Daniel Dae Kim says success of ‘Crazy Rich Asians’ has inadvertently hampered Asian-led films

Updated
Corey Nickols

The blockbuster hit “Crazy Rich Asians” has raised unrealistic expectations for other Asian-led film projects, the actor Daniel Dae Kim said this week at a panel discussion at the Sundance Film Festival.

“One of the collateral damage effects of ‘Crazy Rich Asians’ was that everyone wanted to do more Asian projects as long as they were just ‘Crazy Rich Asians,’” Kim said at the Variety-sponsored panel.

“If you had a project that spoke to something other than people being super rich and super wealthy and super happy, then they weren’t interested," he said. "Not only did we have difficulty trying to find other portrayals of Asian Americans, but it also had the additional burden of having to represent all Asians."
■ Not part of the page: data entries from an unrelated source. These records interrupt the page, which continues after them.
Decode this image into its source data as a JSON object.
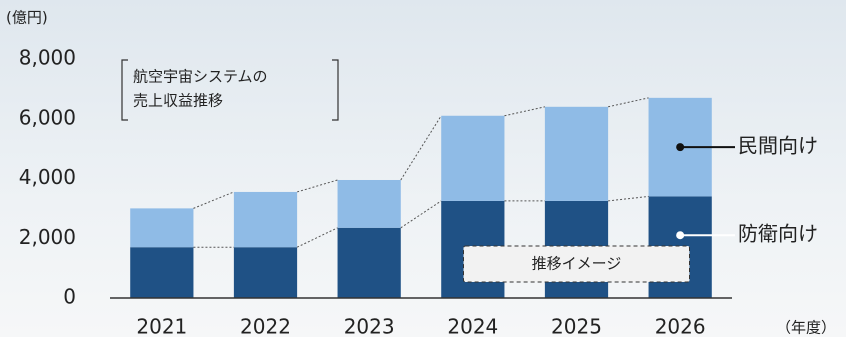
{
  "chart_data": {
    "type": "stacked_bar",
    "y_label": "(億円)",
    "x_label": "（年度）",
    "annotation_lines": [
      "航空宇宙システムの",
      "売上収益推移"
    ],
    "projection_label": "推移イメージ",
    "categories": [
      "2021",
      "2022",
      "2023",
      "2024",
      "2025",
      "2026"
    ],
    "series": [
      {
        "name": "防衛向け",
        "color": "#1f5185",
        "values": [
          1700,
          1700,
          2350,
          3250,
          3250,
          3400
        ]
      },
      {
        "name": "民間向け",
        "color": "#8fbbe6",
        "values": [
          1300,
          1850,
          1600,
          2850,
          3150,
          3300
        ]
      }
    ],
    "ylim": [
      0,
      8000
    ],
    "yticks": [
      0,
      {
        "value": 2000,
        "label": "2,000"
      },
      {
        "value": 4000,
        "label": "4,000"
      },
      {
        "value": 6000,
        "label": "6,000"
      },
      {
        "value": 8000,
        "label": "8,000"
      }
    ]
  }
}
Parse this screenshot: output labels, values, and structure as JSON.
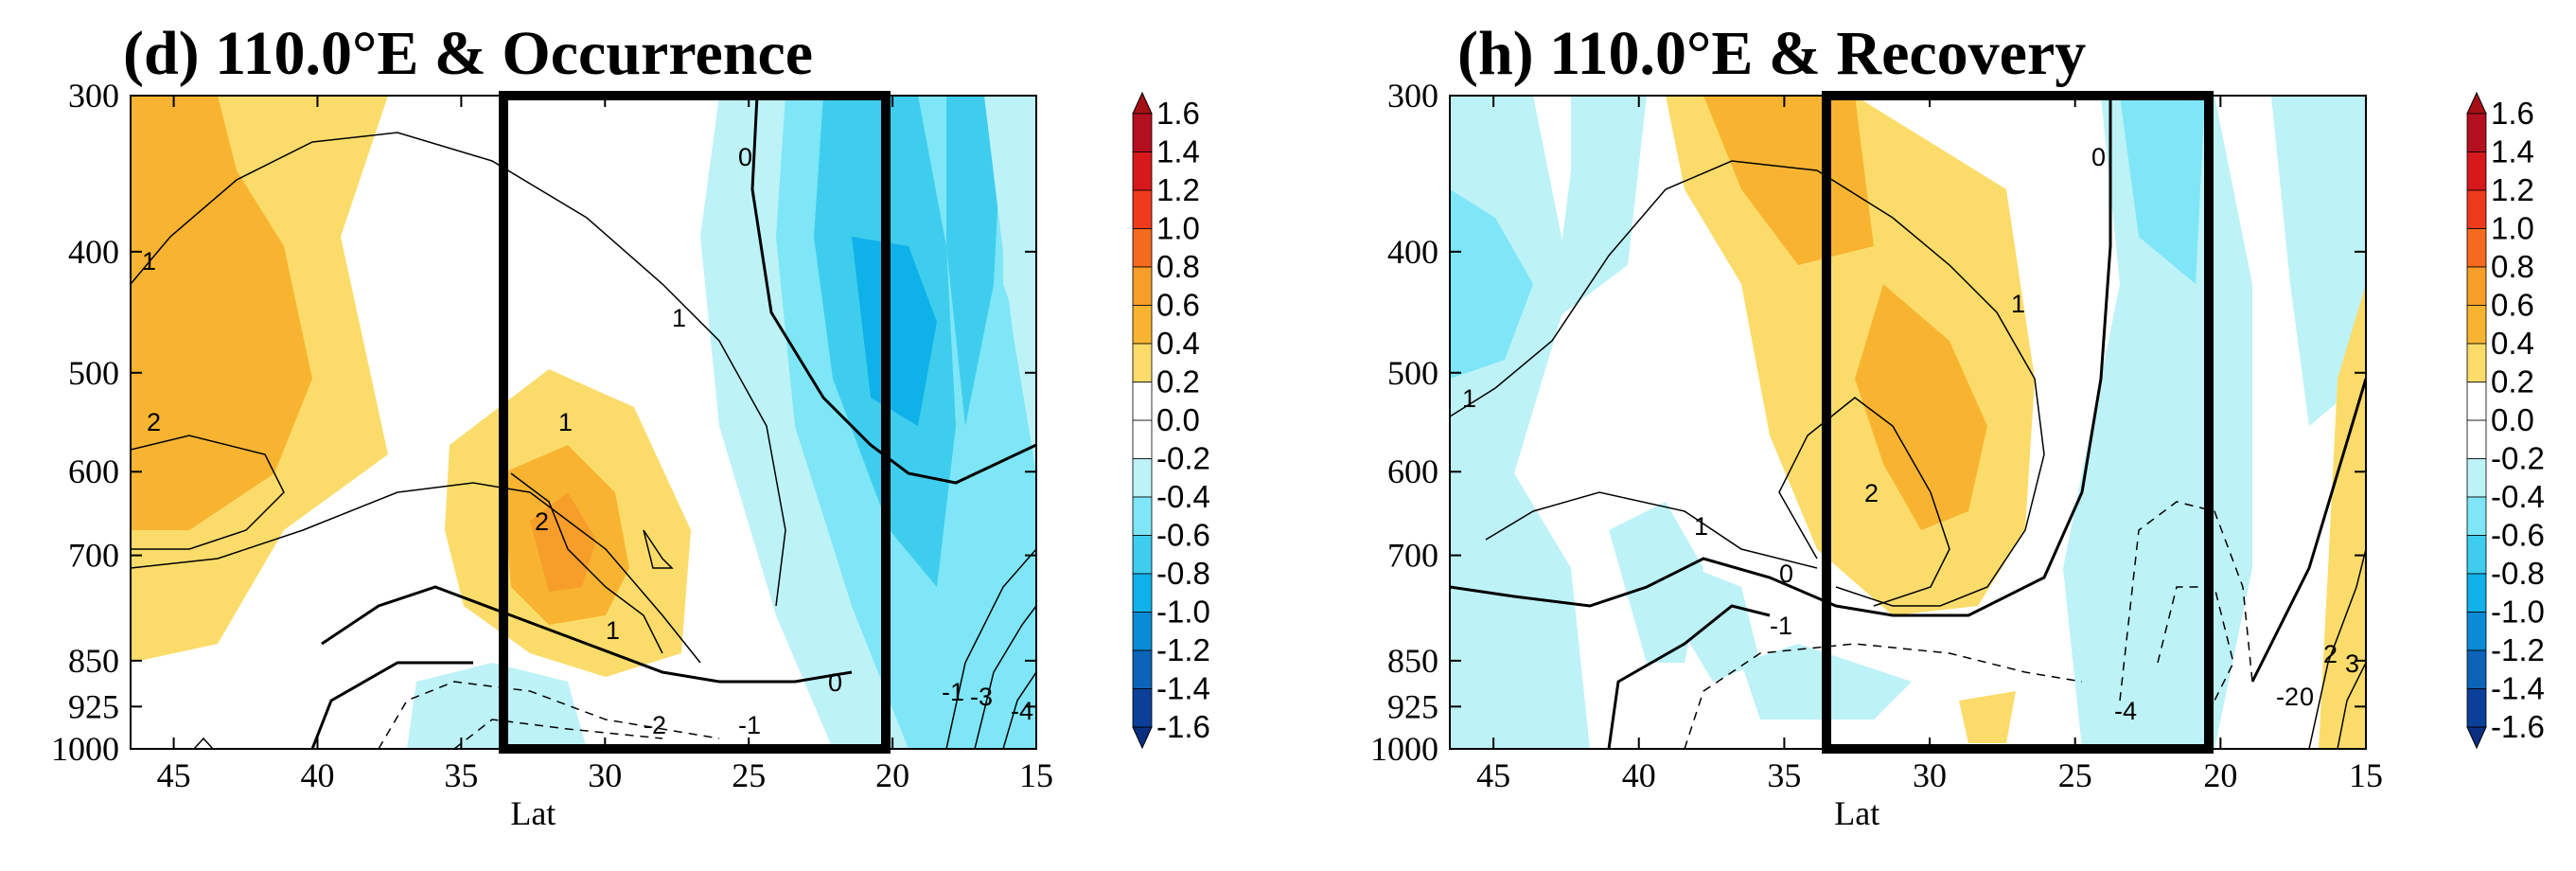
{
  "chart_data": [
    {
      "type": "contour",
      "title": "(d) 110.0°E & Occurrence",
      "xlabel": "Lat",
      "ylabel": "",
      "x_ticks": [
        45,
        40,
        35,
        30,
        25,
        20,
        15
      ],
      "xlim": [
        46.5,
        15
      ],
      "y_ticks": [
        300,
        400,
        500,
        600,
        700,
        850,
        925,
        1000
      ],
      "ylim": [
        1000,
        300
      ],
      "box_lat": [
        33.5,
        21
      ],
      "shaded_field": [
        {
          "level": "0.2 to 0.4",
          "region": "yellow area left (46-37°N, 300-850hPa)"
        },
        {
          "level": "0.4 to 0.6",
          "region": "orange core near 44°N, 400-700hPa"
        },
        {
          "level": "0.2 to 0.6",
          "region": "center maximum near 31°N, 550-800hPa"
        },
        {
          "level": "-0.2 to -1.2",
          "region": "blue band 28-15°N, minimum near 23°N 500-600hPa"
        },
        {
          "level": "-0.2",
          "region": "small area near 35-25°N, 900-1000hPa"
        }
      ],
      "contour_labels": [
        "1",
        "2",
        "0",
        "1",
        "1",
        "2",
        "1",
        "0",
        "-2",
        "-1",
        "-1",
        "-3",
        "-4"
      ]
    },
    {
      "type": "contour",
      "title": "(h) 110.0°E & Recovery",
      "xlabel": "Lat",
      "ylabel": "",
      "x_ticks": [
        45,
        40,
        35,
        30,
        25,
        20,
        15
      ],
      "xlim": [
        46.5,
        15
      ],
      "y_ticks": [
        300,
        400,
        500,
        600,
        700,
        850,
        925,
        1000
      ],
      "ylim": [
        1000,
        300
      ],
      "box_lat": [
        33.5,
        21
      ],
      "shaded_field": [
        {
          "level": "0.2 to 0.8",
          "region": "yellow-orange plume 34-28°N, 300-750hPa"
        },
        {
          "level": "-0.2 to -0.4",
          "region": "blue areas 46-36°N and 26-20°N"
        },
        {
          "level": "0.2 to 0.4",
          "region": "narrow yellow strip near 16°N"
        }
      ],
      "contour_labels": [
        "1",
        "0",
        "1",
        "2",
        "1",
        "0",
        "-1",
        "-4",
        "-2",
        "0",
        "2",
        "3"
      ]
    }
  ],
  "colorbar": {
    "labels": [
      "1.6",
      "1.4",
      "1.2",
      "1.0",
      "0.8",
      "0.6",
      "0.4",
      "0.2",
      "0.0",
      "-0.2",
      "-0.4",
      "-0.6",
      "-0.8",
      "-1.0",
      "-1.2",
      "-1.4",
      "-1.6"
    ],
    "colors": [
      "#b40f20",
      "#d7191c",
      "#ee3a1c",
      "#f46a1e",
      "#f79d2a",
      "#f8b431",
      "#fbdc6a",
      "#ffffff",
      "#ffffff",
      "#bdf2f7",
      "#7ee6f6",
      "#3fcdee",
      "#0fb1e9",
      "#0a8bd6",
      "#0d63b8",
      "#0c3f99"
    ]
  }
}
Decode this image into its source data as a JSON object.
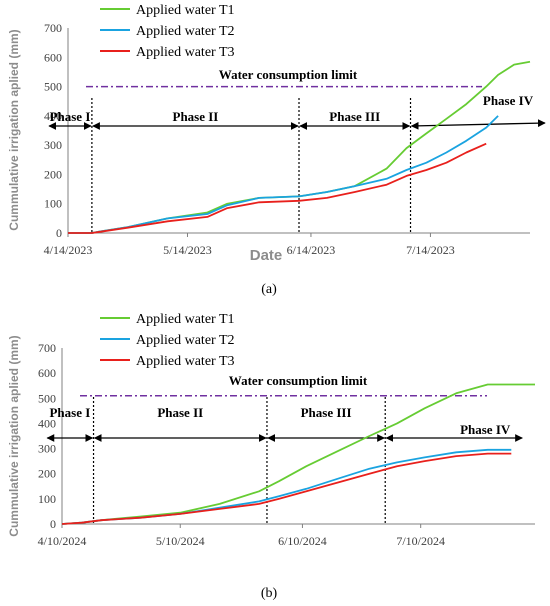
{
  "chart_data": [
    {
      "id": "a",
      "type": "line",
      "caption": "(a)",
      "xlabel": "Date",
      "ylabel": "Cummulative irrigation aplied (mm)",
      "x_tick_labels": [
        "4/14/2023",
        "5/14/2023",
        "6/14/2023",
        "7/14/2023"
      ],
      "x_tick_days": [
        0,
        30,
        61,
        91
      ],
      "xlim": [
        0,
        116
      ],
      "ylim": [
        0,
        700
      ],
      "y_ticks": [
        0,
        100,
        200,
        300,
        400,
        500,
        600,
        700
      ],
      "limit_label": "Water consumption limit",
      "limit_value": 500,
      "phases": [
        {
          "label": "Phase I",
          "from": -5,
          "to": 6
        },
        {
          "label": "Phase II",
          "from": 6,
          "to": 58
        },
        {
          "label": "Phase III",
          "from": 58,
          "to": 86
        },
        {
          "label": "Phase IV",
          "from": 86,
          "to": 121
        }
      ],
      "series": [
        {
          "name": "Applied water T1",
          "color": "#66cc33",
          "x": [
            0,
            6,
            8,
            15,
            25,
            35,
            40,
            48,
            58,
            65,
            72,
            80,
            85,
            90,
            95,
            100,
            105,
            108,
            112,
            116
          ],
          "y": [
            0,
            0,
            5,
            20,
            50,
            70,
            100,
            120,
            125,
            140,
            160,
            220,
            290,
            340,
            390,
            440,
            500,
            540,
            575,
            585
          ]
        },
        {
          "name": "Applied water T2",
          "color": "#1aa3e0",
          "x": [
            0,
            6,
            8,
            15,
            25,
            35,
            40,
            48,
            58,
            65,
            72,
            80,
            85,
            90,
            95,
            100,
            105,
            108
          ],
          "y": [
            0,
            0,
            5,
            20,
            50,
            65,
            95,
            120,
            125,
            140,
            160,
            185,
            215,
            240,
            275,
            315,
            360,
            400
          ]
        },
        {
          "name": "Applied water T3",
          "color": "#e8201c",
          "x": [
            0,
            6,
            8,
            15,
            25,
            35,
            40,
            48,
            58,
            65,
            72,
            80,
            85,
            90,
            95,
            100,
            105
          ],
          "y": [
            0,
            0,
            4,
            18,
            40,
            55,
            85,
            105,
            110,
            120,
            140,
            165,
            195,
            215,
            240,
            275,
            305
          ]
        }
      ]
    },
    {
      "id": "b",
      "type": "line",
      "caption": "(b)",
      "xlabel": "",
      "ylabel": "Cummulative irrigation aplied (mm)",
      "x_tick_labels": [
        "4/10/2024",
        "5/10/2024",
        "6/10/2024",
        "7/10/2024"
      ],
      "x_tick_days": [
        0,
        30,
        61,
        91
      ],
      "xlim": [
        0,
        120
      ],
      "ylim": [
        0,
        700
      ],
      "y_ticks": [
        0,
        100,
        200,
        300,
        400,
        500,
        600,
        700
      ],
      "limit_label": "Water consumption limit",
      "limit_value": 510,
      "phases": [
        {
          "label": "Phase I",
          "from": -4,
          "to": 8
        },
        {
          "label": "Phase II",
          "from": 8,
          "to": 52
        },
        {
          "label": "Phase III",
          "from": 52,
          "to": 82
        },
        {
          "label": "Phase IV",
          "from": 82,
          "to": 117
        }
      ],
      "series": [
        {
          "name": "Applied water T1",
          "color": "#66cc33",
          "x": [
            0,
            5,
            10,
            20,
            30,
            40,
            50,
            55,
            62,
            70,
            78,
            85,
            92,
            100,
            108,
            120
          ],
          "y": [
            0,
            5,
            15,
            30,
            45,
            80,
            130,
            170,
            230,
            290,
            350,
            400,
            460,
            520,
            555,
            555
          ]
        },
        {
          "name": "Applied water T2",
          "color": "#1aa3e0",
          "x": [
            0,
            5,
            10,
            20,
            30,
            40,
            50,
            55,
            62,
            70,
            78,
            85,
            92,
            100,
            108,
            114
          ],
          "y": [
            0,
            5,
            15,
            25,
            40,
            65,
            90,
            110,
            140,
            180,
            220,
            245,
            265,
            285,
            295,
            295
          ]
        },
        {
          "name": "Applied water T3",
          "color": "#e8201c",
          "x": [
            0,
            5,
            10,
            20,
            30,
            40,
            50,
            55,
            62,
            70,
            78,
            85,
            92,
            100,
            108,
            114
          ],
          "y": [
            0,
            5,
            15,
            25,
            40,
            60,
            80,
            100,
            130,
            165,
            200,
            230,
            250,
            270,
            280,
            280
          ]
        }
      ]
    }
  ]
}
Inclusive storytelling shouldn't just be "a category or a checkbox and say, ‘We have our Asian project, we have our Black project, and so we’re good. We’re being diverse,’” Kim said.

The romantic comedy based on the bestselling novel by Kevin Kwan, followed Rachel Chu (Constance Wu) and her boyfriend, Nick (Henry Golding), as they attended Nick’s best friend’s wedding in Singapore.

The 2018 film was a major success domestically and internationally, grossing almost $175 million in the U.S. and $64 million outside of the U.S. In 2022, it was announced that a sequel to “Crazy Rich Asians” was officially underway.

Many praised the film’s story upon its release for its fresh perspective, which was different from other Asian-led projects.

“Every ‘big’ Asian-American film has been an immigrant, first generation story,” sociologist Nancy Wang Yuen previously told NBC News. “We get annoyed with being conflated as being from Asia, but all the representation that’s been big still has the ‘Asian foreigner’ label. It’s a legitimate story, but there’s a glut of those.”

Neither director Jon M. Chu nor Warner Bros., which released the film, responded to requests for comment about Kim's remarks.

After the movie’s success, the idea that films centering on Asian Americans wouldn’t be profitable no longer applied. The film became a reference for writers to use during pitches in hopes their projects would be picked up by major production companies.

“For us, one hurdle — maybe even the tallest hurdle — is getting networks to believe that audiences will show up for these stories, and I think that’s where ‘Crazy Rich Asians’ has moved the bar,” producer Lisa Takeuchi Cullen previously said. “In Hollywood, numbers speak. And when a movie with all Asian leads brings up $35 million in the first week, executives sit up and take notice.”